Things I used to believe: Culture Scales

Good systems are what allow a culture to scale with a business. Without systems, culture doesn't remain in tact as the business grows and evolves.

Carter Cathey

2/4/20261 min read

Things I used to believe: Culture scales.

What I believe now:
Culture doesn’t scale. Systems do.

Culture sets intent.
Systems turn intent into reality.

When companies are small, culture feels like it scales because:

  • Founders are present

  • Norms are enforced socially

  • Decisions happen informally

  • Everyone shares context

But that’s not scale — that’s proximity.

Real scale requires:

  • Repeatability

  • Consistency

  • Clarity independent of personalities

That’s where systems come in.

Culture says: “We value transparency.”
Systems say: open dashboards, written decisions, clear tradeoffs.

Culture says: “We empower people.”
Systems say: decision rights, ownership boundaries, escalation paths.

Culture says: “We care about performance.”
Systems say: goals, feedback loops, consequences.
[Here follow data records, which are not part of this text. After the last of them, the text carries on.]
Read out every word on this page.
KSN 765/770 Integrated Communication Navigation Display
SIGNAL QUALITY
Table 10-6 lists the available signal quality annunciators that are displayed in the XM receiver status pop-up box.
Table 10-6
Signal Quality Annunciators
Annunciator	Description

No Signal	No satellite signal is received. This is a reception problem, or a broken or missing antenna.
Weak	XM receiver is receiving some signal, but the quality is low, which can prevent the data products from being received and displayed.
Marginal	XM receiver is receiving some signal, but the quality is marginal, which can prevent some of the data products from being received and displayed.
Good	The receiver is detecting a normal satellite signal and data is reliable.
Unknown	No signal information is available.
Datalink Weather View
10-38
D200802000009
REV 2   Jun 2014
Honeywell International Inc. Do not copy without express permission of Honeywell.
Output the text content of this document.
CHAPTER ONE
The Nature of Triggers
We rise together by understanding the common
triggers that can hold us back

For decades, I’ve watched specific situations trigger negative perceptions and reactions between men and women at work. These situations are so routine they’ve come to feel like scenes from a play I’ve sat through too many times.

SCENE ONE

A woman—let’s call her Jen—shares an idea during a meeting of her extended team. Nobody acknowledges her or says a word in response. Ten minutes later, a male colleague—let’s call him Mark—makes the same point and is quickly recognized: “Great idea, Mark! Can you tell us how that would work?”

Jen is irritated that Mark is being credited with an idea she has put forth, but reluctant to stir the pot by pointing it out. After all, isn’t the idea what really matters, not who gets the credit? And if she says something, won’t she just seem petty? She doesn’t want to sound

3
Without systems, culture becomes:

  • Inconsistent

  • Subjective

  • Leader-dependent

  • Easily diluted as teams grow

A useful reframe for me has been this:

Culture is fragile.
Systems make it durable.

If your culture only works when leaders are in the room, it’s not scalable — it’s performative.

Curious how others think about this.
Where have you seen systems strengthen culture as teams scaled?